Thanks Moanzy and Finally-Free for responses!
Let me tell you why I ask.
My husband and I are both JW's. He was born in and I started studying when I was 14. It took me like 7 or more years to finally get baptized. I had my doubts about the "truth" but I figured since my hubbie had gotten baptized that I should follow suit. Don't get me wrong I really did have spurts well I believed it was the truth but it would last.
I am trying to do a subtle fade but my hubbie is so suspicious of me. Every time I try to stay home from a meeting or from field service he gets really upset. It ends up in an argument of the "truth" is the "truth” and if I (IW) can't see that then there must be something wrong with me!"
I don't want to argue about whether the religion is right or wrong. I just want to stay home!
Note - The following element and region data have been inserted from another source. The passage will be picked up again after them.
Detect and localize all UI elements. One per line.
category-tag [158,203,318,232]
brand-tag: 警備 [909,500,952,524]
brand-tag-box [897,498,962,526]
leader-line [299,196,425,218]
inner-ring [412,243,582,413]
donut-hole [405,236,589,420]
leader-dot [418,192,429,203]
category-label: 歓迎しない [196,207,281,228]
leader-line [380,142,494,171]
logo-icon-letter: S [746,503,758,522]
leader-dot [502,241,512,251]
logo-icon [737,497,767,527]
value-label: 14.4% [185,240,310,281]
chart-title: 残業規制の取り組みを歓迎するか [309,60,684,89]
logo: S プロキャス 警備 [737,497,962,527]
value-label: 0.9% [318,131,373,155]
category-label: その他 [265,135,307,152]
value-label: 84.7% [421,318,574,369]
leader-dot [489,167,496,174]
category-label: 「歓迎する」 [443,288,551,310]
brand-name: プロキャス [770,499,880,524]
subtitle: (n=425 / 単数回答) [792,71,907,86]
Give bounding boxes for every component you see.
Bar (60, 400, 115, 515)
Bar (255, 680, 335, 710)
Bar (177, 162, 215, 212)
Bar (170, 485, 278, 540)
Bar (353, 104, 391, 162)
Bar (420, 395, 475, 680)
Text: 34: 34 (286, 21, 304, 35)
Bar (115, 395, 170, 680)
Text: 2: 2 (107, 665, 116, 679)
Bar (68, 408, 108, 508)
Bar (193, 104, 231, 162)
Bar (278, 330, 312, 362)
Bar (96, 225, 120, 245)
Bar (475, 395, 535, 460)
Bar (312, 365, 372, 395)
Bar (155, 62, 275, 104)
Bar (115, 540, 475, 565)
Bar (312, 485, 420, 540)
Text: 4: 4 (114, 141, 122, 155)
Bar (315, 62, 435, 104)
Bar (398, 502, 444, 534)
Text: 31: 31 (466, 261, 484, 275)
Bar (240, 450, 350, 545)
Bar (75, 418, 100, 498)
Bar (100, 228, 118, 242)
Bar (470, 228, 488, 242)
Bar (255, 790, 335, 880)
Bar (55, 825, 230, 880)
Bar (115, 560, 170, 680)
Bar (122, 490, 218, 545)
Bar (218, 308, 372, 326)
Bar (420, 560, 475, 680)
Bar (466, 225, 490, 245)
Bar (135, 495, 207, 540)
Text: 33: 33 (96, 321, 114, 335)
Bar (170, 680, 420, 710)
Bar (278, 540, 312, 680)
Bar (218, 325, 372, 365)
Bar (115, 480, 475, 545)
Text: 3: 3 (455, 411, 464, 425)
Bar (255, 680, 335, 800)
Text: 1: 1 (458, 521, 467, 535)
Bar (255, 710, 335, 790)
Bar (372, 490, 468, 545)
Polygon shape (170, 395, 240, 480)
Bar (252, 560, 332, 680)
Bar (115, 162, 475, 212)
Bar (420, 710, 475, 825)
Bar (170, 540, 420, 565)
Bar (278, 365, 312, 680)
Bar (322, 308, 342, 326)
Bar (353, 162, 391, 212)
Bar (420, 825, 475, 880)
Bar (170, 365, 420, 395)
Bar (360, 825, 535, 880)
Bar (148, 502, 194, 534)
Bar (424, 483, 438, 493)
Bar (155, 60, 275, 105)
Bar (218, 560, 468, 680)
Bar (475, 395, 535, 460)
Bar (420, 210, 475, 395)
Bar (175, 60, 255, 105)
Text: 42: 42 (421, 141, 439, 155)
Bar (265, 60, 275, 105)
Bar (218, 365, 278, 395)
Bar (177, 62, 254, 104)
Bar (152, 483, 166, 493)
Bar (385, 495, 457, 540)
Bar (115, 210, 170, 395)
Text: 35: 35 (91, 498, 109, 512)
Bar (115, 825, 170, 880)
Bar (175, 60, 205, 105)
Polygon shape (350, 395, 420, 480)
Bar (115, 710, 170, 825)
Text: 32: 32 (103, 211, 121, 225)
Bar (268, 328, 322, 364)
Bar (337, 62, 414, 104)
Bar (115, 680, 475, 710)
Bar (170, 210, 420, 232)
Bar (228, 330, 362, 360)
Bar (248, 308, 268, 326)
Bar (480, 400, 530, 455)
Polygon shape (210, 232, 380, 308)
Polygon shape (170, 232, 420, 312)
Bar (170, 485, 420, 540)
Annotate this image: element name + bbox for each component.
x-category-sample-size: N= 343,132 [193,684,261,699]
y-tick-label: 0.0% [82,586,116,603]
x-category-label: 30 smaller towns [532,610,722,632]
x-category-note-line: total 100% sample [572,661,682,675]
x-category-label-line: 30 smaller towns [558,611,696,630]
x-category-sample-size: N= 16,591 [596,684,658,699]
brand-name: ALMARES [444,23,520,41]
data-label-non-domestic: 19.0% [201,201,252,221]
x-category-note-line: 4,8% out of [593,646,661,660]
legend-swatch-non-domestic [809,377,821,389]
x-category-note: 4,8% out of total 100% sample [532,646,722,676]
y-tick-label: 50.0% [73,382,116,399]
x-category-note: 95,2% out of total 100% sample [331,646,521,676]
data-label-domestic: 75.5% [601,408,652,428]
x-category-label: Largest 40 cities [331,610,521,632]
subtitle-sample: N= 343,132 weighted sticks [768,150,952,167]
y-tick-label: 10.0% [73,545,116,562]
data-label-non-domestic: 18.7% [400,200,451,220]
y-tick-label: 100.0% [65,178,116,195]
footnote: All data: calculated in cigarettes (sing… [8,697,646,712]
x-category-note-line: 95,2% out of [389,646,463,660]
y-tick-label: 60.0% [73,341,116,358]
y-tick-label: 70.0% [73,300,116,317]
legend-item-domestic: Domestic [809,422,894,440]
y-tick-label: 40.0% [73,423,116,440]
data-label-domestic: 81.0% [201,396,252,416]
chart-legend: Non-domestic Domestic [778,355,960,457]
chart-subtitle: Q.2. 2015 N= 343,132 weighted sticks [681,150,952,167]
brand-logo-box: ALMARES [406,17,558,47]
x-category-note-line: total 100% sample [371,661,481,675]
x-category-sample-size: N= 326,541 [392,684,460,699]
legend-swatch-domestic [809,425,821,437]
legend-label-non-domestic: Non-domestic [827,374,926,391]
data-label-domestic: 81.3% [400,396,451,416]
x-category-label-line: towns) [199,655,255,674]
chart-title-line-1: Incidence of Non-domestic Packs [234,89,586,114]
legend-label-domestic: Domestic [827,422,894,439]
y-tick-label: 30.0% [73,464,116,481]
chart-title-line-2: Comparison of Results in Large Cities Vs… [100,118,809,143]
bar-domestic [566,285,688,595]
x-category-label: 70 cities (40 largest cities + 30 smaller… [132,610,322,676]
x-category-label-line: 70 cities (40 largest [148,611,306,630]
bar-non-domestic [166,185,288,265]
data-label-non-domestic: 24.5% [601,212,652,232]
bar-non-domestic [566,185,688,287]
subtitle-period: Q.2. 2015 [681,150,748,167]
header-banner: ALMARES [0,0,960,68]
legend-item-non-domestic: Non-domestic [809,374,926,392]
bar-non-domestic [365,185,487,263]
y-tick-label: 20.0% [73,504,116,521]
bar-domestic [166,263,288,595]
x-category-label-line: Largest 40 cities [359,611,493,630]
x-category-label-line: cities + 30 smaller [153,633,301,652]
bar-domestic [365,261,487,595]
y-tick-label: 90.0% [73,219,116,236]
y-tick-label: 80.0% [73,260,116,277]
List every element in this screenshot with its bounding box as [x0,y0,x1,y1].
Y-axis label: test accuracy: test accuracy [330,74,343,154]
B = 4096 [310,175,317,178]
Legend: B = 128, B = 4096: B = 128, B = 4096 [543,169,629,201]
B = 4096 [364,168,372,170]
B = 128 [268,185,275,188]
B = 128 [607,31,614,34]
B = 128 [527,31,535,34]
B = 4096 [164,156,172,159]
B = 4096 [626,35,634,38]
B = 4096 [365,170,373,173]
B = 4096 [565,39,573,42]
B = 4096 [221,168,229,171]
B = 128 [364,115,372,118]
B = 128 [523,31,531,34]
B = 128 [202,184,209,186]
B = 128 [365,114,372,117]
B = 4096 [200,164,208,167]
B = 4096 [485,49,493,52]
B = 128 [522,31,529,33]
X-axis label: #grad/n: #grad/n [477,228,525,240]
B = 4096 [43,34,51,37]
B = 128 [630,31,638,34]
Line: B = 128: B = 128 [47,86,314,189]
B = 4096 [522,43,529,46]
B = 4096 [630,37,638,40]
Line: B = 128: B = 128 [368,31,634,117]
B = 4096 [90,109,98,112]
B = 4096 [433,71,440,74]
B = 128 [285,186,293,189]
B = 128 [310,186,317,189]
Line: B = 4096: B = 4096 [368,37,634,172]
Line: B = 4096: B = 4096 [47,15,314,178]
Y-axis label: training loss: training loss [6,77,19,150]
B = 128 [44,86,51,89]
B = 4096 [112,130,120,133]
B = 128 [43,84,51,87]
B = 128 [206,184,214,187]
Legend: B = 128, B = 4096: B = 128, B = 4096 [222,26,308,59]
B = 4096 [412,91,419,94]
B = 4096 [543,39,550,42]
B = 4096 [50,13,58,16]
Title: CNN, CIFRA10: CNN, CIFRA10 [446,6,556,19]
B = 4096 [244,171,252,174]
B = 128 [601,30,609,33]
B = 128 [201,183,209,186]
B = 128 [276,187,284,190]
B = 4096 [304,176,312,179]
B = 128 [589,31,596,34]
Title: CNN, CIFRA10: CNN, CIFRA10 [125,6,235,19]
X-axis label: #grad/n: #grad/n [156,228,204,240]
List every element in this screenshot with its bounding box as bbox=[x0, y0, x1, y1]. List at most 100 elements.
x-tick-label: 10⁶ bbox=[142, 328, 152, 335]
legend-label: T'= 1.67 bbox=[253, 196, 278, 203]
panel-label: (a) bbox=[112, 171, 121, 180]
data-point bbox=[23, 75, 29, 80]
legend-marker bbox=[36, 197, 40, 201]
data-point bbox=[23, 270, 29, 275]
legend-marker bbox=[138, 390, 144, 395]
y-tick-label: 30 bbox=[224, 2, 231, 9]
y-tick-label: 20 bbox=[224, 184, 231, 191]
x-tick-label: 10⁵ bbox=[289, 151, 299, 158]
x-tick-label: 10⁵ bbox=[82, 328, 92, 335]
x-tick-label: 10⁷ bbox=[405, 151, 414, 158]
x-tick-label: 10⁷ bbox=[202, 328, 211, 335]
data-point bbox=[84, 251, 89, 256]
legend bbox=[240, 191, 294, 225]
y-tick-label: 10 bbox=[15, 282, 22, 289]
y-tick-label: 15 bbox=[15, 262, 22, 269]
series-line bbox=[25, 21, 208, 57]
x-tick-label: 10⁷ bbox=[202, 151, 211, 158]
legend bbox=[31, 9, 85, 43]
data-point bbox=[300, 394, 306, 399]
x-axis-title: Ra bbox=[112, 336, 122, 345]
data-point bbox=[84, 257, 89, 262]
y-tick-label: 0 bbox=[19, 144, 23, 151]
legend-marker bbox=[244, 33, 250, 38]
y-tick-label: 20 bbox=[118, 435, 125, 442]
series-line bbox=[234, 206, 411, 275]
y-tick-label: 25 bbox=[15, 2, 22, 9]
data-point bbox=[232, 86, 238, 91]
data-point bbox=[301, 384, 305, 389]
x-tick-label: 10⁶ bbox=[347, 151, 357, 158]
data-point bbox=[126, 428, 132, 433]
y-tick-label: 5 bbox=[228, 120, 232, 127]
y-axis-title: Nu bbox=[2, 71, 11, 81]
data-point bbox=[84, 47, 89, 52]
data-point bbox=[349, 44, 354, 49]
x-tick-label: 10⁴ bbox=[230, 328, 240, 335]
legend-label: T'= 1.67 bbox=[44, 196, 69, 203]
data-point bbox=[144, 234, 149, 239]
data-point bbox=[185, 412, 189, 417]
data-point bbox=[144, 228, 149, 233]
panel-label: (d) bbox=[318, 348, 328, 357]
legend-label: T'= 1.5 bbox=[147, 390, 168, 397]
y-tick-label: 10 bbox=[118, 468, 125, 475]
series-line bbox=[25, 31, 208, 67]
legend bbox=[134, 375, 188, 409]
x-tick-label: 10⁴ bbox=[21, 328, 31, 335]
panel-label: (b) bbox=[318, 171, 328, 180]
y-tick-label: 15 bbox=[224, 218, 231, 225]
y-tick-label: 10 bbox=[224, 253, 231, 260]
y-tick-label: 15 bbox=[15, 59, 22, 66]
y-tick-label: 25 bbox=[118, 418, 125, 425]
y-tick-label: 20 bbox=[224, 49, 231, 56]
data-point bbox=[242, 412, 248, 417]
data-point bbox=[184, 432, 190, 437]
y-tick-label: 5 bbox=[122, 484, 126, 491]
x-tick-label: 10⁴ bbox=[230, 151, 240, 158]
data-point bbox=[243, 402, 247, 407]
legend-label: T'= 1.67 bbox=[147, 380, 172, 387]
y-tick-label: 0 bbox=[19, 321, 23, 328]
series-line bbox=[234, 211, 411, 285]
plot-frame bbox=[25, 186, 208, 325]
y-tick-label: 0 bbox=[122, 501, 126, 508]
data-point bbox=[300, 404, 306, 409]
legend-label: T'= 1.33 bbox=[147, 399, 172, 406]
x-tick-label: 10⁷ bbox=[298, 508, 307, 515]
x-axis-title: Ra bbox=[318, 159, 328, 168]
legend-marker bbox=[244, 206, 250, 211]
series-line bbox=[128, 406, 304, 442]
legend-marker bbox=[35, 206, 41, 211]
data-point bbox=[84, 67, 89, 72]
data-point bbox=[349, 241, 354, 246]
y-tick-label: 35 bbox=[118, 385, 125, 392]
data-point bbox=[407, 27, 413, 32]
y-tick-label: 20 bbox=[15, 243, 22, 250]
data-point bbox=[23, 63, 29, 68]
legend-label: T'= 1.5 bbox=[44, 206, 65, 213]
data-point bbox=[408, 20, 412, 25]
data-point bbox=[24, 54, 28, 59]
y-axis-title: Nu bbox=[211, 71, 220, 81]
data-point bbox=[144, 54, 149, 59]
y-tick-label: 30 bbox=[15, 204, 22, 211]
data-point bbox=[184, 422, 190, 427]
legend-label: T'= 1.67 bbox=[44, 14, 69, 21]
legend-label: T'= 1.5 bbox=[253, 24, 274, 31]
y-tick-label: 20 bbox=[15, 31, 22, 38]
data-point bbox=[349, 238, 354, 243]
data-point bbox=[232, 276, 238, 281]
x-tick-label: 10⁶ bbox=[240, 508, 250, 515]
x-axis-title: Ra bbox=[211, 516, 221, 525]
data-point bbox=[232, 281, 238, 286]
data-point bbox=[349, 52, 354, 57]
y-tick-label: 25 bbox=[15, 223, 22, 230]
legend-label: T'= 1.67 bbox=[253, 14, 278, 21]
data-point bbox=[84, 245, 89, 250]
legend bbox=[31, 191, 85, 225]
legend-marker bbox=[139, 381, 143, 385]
I just want to fade away!
So today I thought to myself "how would the wife of with an unbelieving mate react?" "If I reacted to my husbands "persecution" of me not going to the meetings (and out in service) like a "good Christian wife" would react to her unbelieving mates "persecution" for going to meetings. Then maybe my hubbie wouldn't have anything to hold against me."
Am I being totally ridiculous? I want an honest answer, PLEASE!!
I really just want a non-defensive way of dealing with this. I don't know how to do that! When he lets into me I instantly want to tell him how the "truth" is a big joke and that I don't want to be apart of the Watchtowers mind control! If I react that way however it only makes things worse! He then accuses me of not being "spiritual" and that I am acting "worldly". I don't want to give him any reason to think that way. Is that even possible for me to do?
I hope this makes sense. Thanks for listening.